ORCHIDACEAE (Orchid
Family)
Plants
perennial, sometimes with rhizomes or corms. Roots mycorrhizal (receiving
nutrients from a symbiotic relationship with soilborne fungi), often fleshy,
sometimes thickened and tuberlike. Aerial stems erect to spreading. Leaves
mostly alternate or basal, rarely opposite or whorled, parallel‑veined,
the bases sheathing the stems. Inflorescences spikes, racemes, or panicles, or
the flowers 1 per stem. Flowers usually subtended by bracts, zygomorphic,
perfect (uncommonly unisexual elsewhere), often twisted 180° at the base during development so that the top of the flower is
oriented toward the bottom at maturity (resupinate). Sepals 3, free or
with 2 sepals fused together, green or other colors. Petals 3, usually not
green, free or less commonly with 2 petals fused, 1 differentiated from the
other 2 into a lip of various shape and size, this appearing as the lowermost
petal in resupinate flowers. Stamen 1 (2 fertile stamens and 1 staminode in Cypripedium),
fused to the stylar column on the side opposite the stigma and separated
from it by an expanded lobe of tissue known as the rostellum (except in Cypripedium).

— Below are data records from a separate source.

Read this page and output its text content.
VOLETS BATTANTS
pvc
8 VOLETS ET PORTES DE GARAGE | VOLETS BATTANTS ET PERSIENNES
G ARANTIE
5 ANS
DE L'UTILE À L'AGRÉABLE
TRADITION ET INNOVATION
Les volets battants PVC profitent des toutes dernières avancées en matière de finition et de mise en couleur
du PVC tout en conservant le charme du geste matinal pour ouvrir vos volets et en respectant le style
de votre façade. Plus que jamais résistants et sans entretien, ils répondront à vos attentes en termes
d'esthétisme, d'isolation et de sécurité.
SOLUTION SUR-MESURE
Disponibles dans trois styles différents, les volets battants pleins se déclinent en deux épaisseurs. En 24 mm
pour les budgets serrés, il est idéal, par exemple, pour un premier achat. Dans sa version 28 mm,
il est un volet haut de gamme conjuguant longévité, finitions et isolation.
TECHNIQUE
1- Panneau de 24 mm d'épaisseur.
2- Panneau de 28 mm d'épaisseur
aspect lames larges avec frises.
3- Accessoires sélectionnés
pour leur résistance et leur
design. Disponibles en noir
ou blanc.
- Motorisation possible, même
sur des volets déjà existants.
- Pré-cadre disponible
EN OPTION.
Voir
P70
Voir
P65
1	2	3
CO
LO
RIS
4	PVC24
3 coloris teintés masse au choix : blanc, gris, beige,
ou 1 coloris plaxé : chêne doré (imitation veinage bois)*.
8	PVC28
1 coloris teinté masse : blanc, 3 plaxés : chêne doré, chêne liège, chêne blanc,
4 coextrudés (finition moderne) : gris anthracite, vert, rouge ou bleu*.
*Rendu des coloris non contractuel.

Pollen grains (except in Cypripedium) fused into 1–6 saclike masses (pollinia)
per locule of the anther, each with 1[1] end tapering into an elongate tip with a sticky pad (viscidium).
Ovary 1 per flower, inferior, with 1 locule. Style 1, fused with the stamens
into a usually thickened stylar column. Stigma 1; 2‑ or 3‑lobed.
Fruits capsules dehiscing by 3(6) longitudinal slits. Seeds numerous, dustlike,
short‑lived, the embryos mostly undifferentiated. About 600 genera, about
15,000 species, worldwide.
The
Orchidaceae are one of the largest families of flowering plants. The greatest
diversity of genera and species is in the tropics, where epiphytic species are
common. Although many interspecific hybrids have been described within the
family, these mostly involve tropical genera, and there is apparently
relatively little hybridization among temperate, terrestrial species. The
delimitation of genera below follows Dressler’s (1993) excellent review of the
family.
The
highly modified flowers of the orchids are adapted to pollination by various
insects. The pollinia become attached by the viscidia to insect visitors and
are subsequently deposited on the stigmatic lobes when the pollinator visits
another flower. The pollination syndromes involved are often complex, and the
flowers often can only be pollinated successfully by particular kinds of
insects, such as butterflies, fungus gnats, small, native bees, or particular
groups of moths. Data on pollinators cited in the species treatments mostly
originated from Catling and Catling’s (1991) review of breeding systems and
pollination in North American orchids.
Finding
orchids in the field can be a most challenging experience. Many species produce
only vegetative growth some years and several regularly take breaks from
aboveground life, persisting subterraneously for one or more years. A
population of Platanthera praeclara in northwestern Missouri was thought
to have become extirpated, but flowering plants reappeared eight years after
the initial find. The life histories of most North American orchids are as yet
poorly understood, and even how long most plants live is unknown for most species.
Many
species in Missouri occur in relatively small populations and produce few
fruits. Overcollection and modifications to their habitats, such as changes in
soil moisture, light levels, and density of competing vegetation, have undoubtedly
contributed to the present rarity of some species. All orchids have obligate
relationships with soilborne, mycorrhizal fungi and do not tolerate
environmental changes well. Thus, orchids generally do not transplant well into
gardens. Collectors also should avoid disturbing rootstocks and should consider
photographic documentation of populations rather than herbarium specimens, as
most species can be determined readily from habit and closeup photographs.